The 15-year-old boy also was ordered to be placed on the sex offender registry at a hearing Wednesday in Loudoun County Juvenile and Domestic Relations Court, a step the judge said she had never previously ordered in a juvenile case.

But Judge Pamela Brooks said she felt compelled to do so after reviewing psychosexual and psychological evaluations of the boy conducted after he was found guilty of the assaults.

“Yours scared me,” she said of the reports. “I don’t know how else to put it. They scared me for yourself. They scared me for your family. They scared me for society.”

The boy wept and hung his head on the table after the judge imposed the requirement, the only part of the sentence to which his lawyer objected. Defense attorney William Mann said the lifetime stigma associated with the registry contradicts “the idea of rehabilitation for a young teenager” that he said should be the overriding goal of a juvenile proceeding.

The case became a touchstone for an array of incendiary cultural and political issues last year in Loudoun County, where the assaults occurred. Gov.-elect Glenn Youngkin called for an investigation of the county school board’s response to the assaults during his successful campaign last year, and Virginia Attorney General-elect Jason Miyares has said he plans to conduct that probe.

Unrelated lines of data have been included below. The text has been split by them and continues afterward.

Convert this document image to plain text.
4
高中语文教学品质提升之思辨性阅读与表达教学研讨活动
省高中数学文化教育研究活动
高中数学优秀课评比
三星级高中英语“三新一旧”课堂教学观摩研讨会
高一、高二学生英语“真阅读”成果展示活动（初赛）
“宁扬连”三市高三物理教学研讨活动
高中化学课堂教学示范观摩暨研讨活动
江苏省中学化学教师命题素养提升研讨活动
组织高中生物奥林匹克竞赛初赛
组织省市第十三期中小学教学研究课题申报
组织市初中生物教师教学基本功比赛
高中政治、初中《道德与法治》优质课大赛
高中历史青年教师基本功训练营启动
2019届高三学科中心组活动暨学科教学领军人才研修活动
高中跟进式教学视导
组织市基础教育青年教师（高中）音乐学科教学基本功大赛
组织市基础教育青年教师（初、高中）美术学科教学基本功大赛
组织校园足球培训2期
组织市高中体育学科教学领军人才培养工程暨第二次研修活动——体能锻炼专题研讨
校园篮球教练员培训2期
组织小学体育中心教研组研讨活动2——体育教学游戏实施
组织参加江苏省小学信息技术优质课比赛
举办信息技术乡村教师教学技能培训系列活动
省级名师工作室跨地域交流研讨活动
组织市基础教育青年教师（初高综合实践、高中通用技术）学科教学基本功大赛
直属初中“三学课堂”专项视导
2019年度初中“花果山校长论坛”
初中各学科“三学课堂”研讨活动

Parents were angered that there were multiple assaults. After the first one occurred in a school bathroom at Stone Bridge High School in May 2021 the boy was allowed to attend nearby Broad Run High School while he awaited trial in juvenile court. The second assault occurred in a Broad Run classroom last October.

The case also became embroiled in debate over extending protections to transgender students in schools, amid allegations that the boy had been wearing a skirt when he assaulted his classmate at Stone Bridge. At trial, prosecutors presented evidence that the boy in part blamed that assault on the fact that he accidentally caught his knee-length skirt on his watch while locked in a bathroom stall with the girl, according to news reports. The boy’s sexuality or gender was not an issue in Thursday’s hearing.

The Associated Press is not naming the boy or the girls because it generally doesn’t identify underage defendants or victims of sexual assault.

At Thursday’s hearing, the judge’s decision to send the boy to a residential treatment facility rather than juvenile jail came after both victims and their families said they wanted the boy to get help. The judge called that gesture by the families “very brave and generous.”

“I could say you belong in a cell,” the Stone Bridge victim said on the witness stand. “I believe you belong in a program.”

The girl’s father also called for the boy to get help, and to make the most of treatment.

At the outset of his statement, he spoke harshly toward the boy, saying “you disgust me.”

As he looked directly at the boy while giving his victim-impact testimony, though, his rhetoric softened a little.

“You could change. I don’t believe you’re a monster,” he said as the boy broke down in tears. “This is the first time I’ve seen you. I thought you’d look like a monster, but you don’t.”

The mother of the second victim read a victim-impact statement from her daughter, who said she befriended the boy at Broad Run even though he wore an ankle monitor.

“Why me? Did I look like an easy target?” the girl asked. “I feel like all of this has pushed me back into my shell I worked so hard to get out of.”

Before he was sentenced, the boy apologized to the girls and their families, looking at them directly but not saying their names. He said he hadn’t realized how he had hurt them until he heard their statements.

“I will never hurt anyone like this again,” he said.